Andrew: And she, she probably—she progressed dramatically, you know, from the comments from when she first started […] to winning. In how she presented, how she did things. She must have learnt a lot in the process is the way I would look at it anyway.
Rose: And I’ve seen her sort of on things since then and she is very good at like […] talking about and telling you what she’s doing and—for basic sort of cook—you know what I mean, not basic, but […] for a basic person like me.
Although Rose and Andrew feel that their life stage prevents has them from changing long established consumption habits in relation to food, their choices while dining out coupled with a keen interest in food and food media still exemplifies the “everyday foodie” lifestyle.
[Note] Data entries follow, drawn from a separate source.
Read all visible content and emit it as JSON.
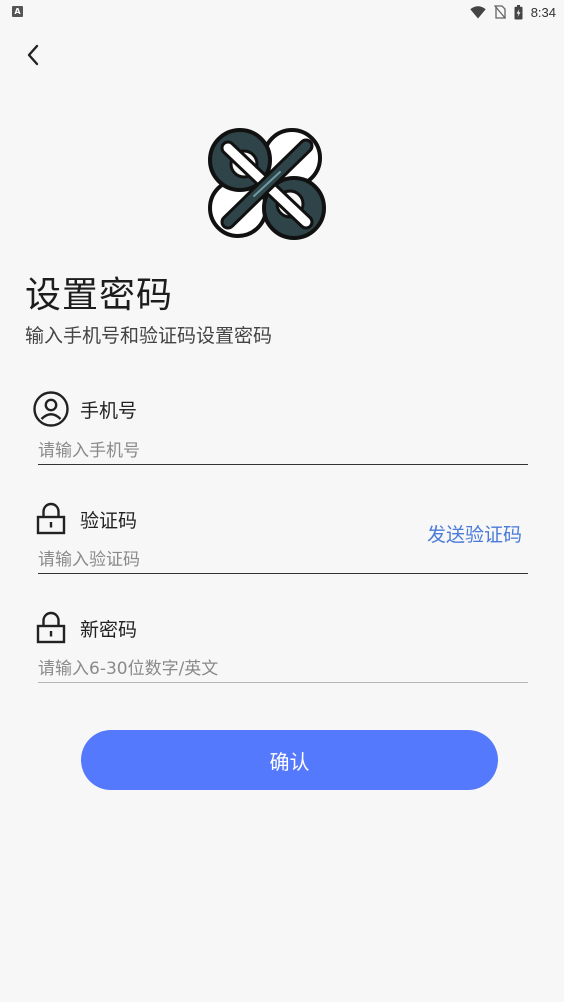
{
  "status_bar": {
    "time": "8:34",
    "app_badge": "A"
  },
  "nav": {
    "back_icon": "chevron-left-icon"
  },
  "page": {
    "title": "设置密码",
    "subtitle": "输入手机号和验证码设置密码"
  },
  "form": {
    "phone": {
      "label": "手机号",
      "icon": "user-circle-icon",
      "value": "",
      "placeholder": "请输入手机号"
    },
    "code": {
      "label": "验证码",
      "icon": "lock-icon",
      "value": "",
      "placeholder": "请输入验证码",
      "send_label": "发送验证码"
    },
    "password": {
      "label": "新密码",
      "icon": "lock-icon",
      "value": "",
      "placeholder": "请输入6-30位数字/英文"
    }
  },
  "actions": {
    "confirm_label": "确认"
  },
  "colors": {
    "accent": "#5479fc",
    "link": "#4b7bd9",
    "background": "#f7f7f8",
    "logo_dark": "#2e4448"
  }
}
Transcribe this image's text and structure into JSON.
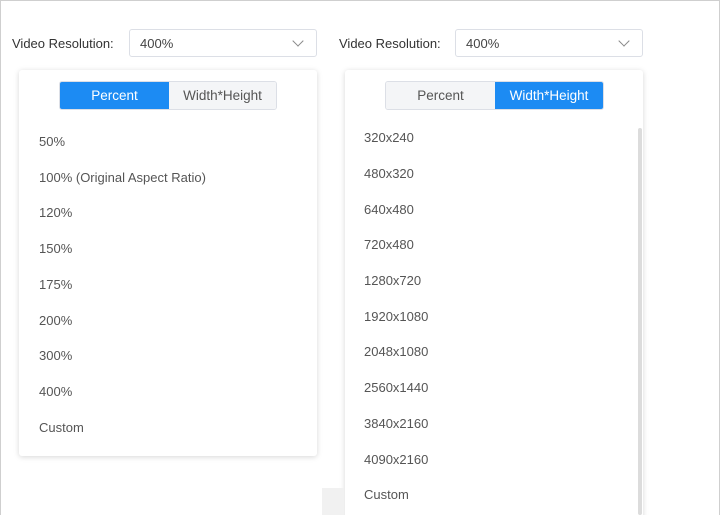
{
  "left": {
    "label": "Video Resolution:",
    "value": "400%",
    "tabs": [
      "Percent",
      "Width*Height"
    ],
    "active_tab": "Percent",
    "options": [
      "50%",
      "100% (Original Aspect Ratio)",
      "120%",
      "150%",
      "175%",
      "200%",
      "300%",
      "400%",
      "Custom"
    ]
  },
  "right": {
    "label": "Video Resolution:",
    "value": "400%",
    "tabs": [
      "Percent",
      "Width*Height"
    ],
    "active_tab": "Width*Height",
    "options": [
      "320x240",
      "480x320",
      "640x480",
      "720x480",
      "1280x720",
      "1920x1080",
      "2048x1080",
      "2560x1440",
      "3840x2160",
      "4090x2160",
      "Custom"
    ]
  },
  "colors": {
    "accent": "#1c8bf3",
    "tab_inactive_bg": "#f4f5f7",
    "text": "#555555"
  },
  "icons": {
    "select_arrow": "chevron-down-icon"
  }
}
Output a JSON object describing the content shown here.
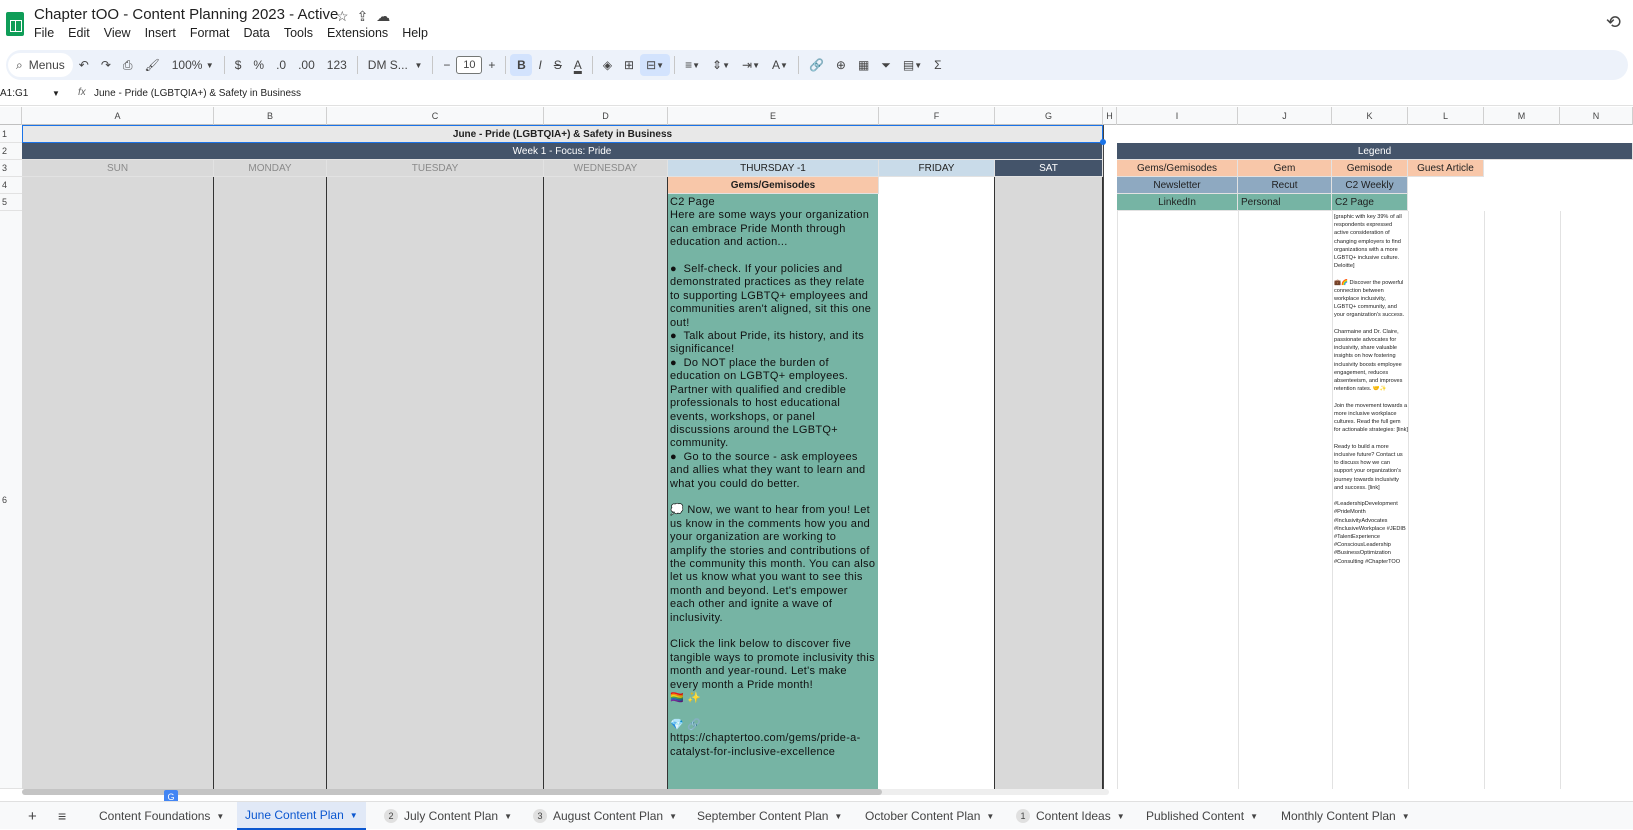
{
  "app": {
    "title": "Chapter tOO - Content Planning 2023 - Active",
    "menu": [
      "File",
      "Edit",
      "View",
      "Insert",
      "Format",
      "Data",
      "Tools",
      "Extensions",
      "Help"
    ]
  },
  "toolbar": {
    "menus_label": "Menus",
    "zoom": "100%",
    "currency": "$",
    "percent": "%",
    "dec_decrease": ".0",
    "dec_increase": ".00",
    "number_format": "123",
    "font": "DM S...",
    "font_size": "10",
    "bold": "B",
    "italic": "I",
    "strike": "S",
    "text_color": "A",
    "sum": "Σ"
  },
  "formula_bar": {
    "name_box": "A1:G1",
    "fx": "fx",
    "value": "June - Pride (LGBTQIA+) & Safety in Business"
  },
  "columns": [
    "A",
    "B",
    "C",
    "D",
    "E",
    "F",
    "G",
    "H",
    "I",
    "J",
    "K",
    "L",
    "M",
    "N"
  ],
  "rows": [
    "1",
    "2",
    "3",
    "4",
    "5",
    "6"
  ],
  "sheet": {
    "month_title": "June - Pride (LGBTQIA+) & Safety in Business",
    "week_title": "Week 1 - Focus: Pride",
    "days": [
      "SUN",
      "MONDAY",
      "TUESDAY",
      "WEDNESDAY",
      "THURSDAY -1",
      "FRIDAY",
      "SAT"
    ],
    "thursday_type": "Gems/Gemisodes",
    "post_text": "C2 Page\nHere are some ways your organization can embrace Pride Month through education and action...\n\n●  Self-check. If your policies and demonstrated practices as they relate to supporting LGBTQ+ employees and communities aren't aligned, sit this one out!\n●  Talk about Pride, its history, and its significance!\n●  Do NOT place the burden of education on LGBTQ+ employees. Partner with qualified and credible professionals to host educational events, workshops, or panel discussions around the LGBTQ+ community.\n●  Go to the source - ask employees and allies what they want to learn and what you could do better.\n\n💭 Now, we want to hear from you! Let us know in the comments how you and your organization are working to amplify the stories and contributions of the community this month. You can also let us know what you want to see this month and beyond. Let's empower each other and ignite a wave of inclusivity.\n\nClick the link below to discover five tangible ways to promote inclusivity this month and year-round. Let's make every month a Pride month!\n🏳️‍🌈 ✨\n\n💎 🔗 https://chaptertoo.com/gems/pride-a-catalyst-for-inclusive-excellence"
  },
  "legend": {
    "title": "Legend",
    "row3": [
      "Gems/Gemisodes",
      "Gem",
      "Gemisode",
      "Guest Article"
    ],
    "row4": [
      "Newsletter",
      "Recut",
      "C2 Weekly"
    ],
    "row5": [
      "LinkedIn",
      "Personal",
      "C2 Page"
    ]
  },
  "k6_text": "[graphic with key 39% of all respondents expressed active consideration of changing employers to find organizations with a more LGBTQ+ inclusive culture. Deloitte]\n\n💼🌈 Discover the powerful connection between workplace inclusivity, LGBTQ+ community, and your organization's success.\n\nCharmaine and Dr. Claire, passionate advocates for inclusivity, share valuable insights on how fostering inclusivity boosts employee engagement, reduces absenteeism, and improves retention rates. 🤝✨\n\nJoin the movement towards a more inclusive workplace cultures. Read the full gem for actionable strategies: [link]\n\nReady to build a more inclusive future? Contact us to discuss how we can support your organization's journey towards inclusivity and success. [link]\n\n#LeadershipDevelopment #PrideMonth #InclusivityAdvocates #InclusiveWorkplace #JEDIB #TalentExperience #ConsciousLeadership #BusinessOptimization #Consulting #ChapterTOO",
  "tabs": [
    {
      "label": "Content Foundations",
      "badge": ""
    },
    {
      "label": "June Content Plan",
      "badge": ""
    },
    {
      "label": "July Content Plan",
      "badge": "2"
    },
    {
      "label": "August Content Plan",
      "badge": "3"
    },
    {
      "label": "September Content Plan",
      "badge": ""
    },
    {
      "label": "October Content Plan",
      "badge": ""
    },
    {
      "label": "Content Ideas",
      "badge": "1"
    },
    {
      "label": "Published Content",
      "badge": ""
    },
    {
      "label": "Monthly Content Plan",
      "badge": ""
    }
  ],
  "colors": {
    "dark_header": "#44546a",
    "peach": "#f8c7a9",
    "teal": "#76b4a4",
    "bluegray": "#8ea9c1",
    "accent": "#0b57d0"
  }
}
Programs like MCA, especially with its focus on the development of amateur cooks, have allowed Rose and Andrew to experience gourmet food more than they would have otherwise.
Each viewer is empowered to live their version of the “everyday foodie” lifestyle through adopting a balance of actual and vicarious consumption practices. Vicariously tasting “foodie” culture has broadened these viewers’ culinary knowledge and to some extent has broadened their actual tastes. This is evident in Melanie’s visit to Adriano Zumbo’s patisserie, and Rose and Andrew’s sampling of various Asian cuisines while dining out, for example. It also provides pleasure in lieu of actual consumption in instances like Melanie using food images as a disciplinary mechanism or Curtis watching Man v. Food instead of travelling overseas. The attitudes and behaviours of these MCA viewers illustrate that vicarious consumption through food media is a productive and empowering practice that aids audiences to adopt an “everyday foodie” lifestyle.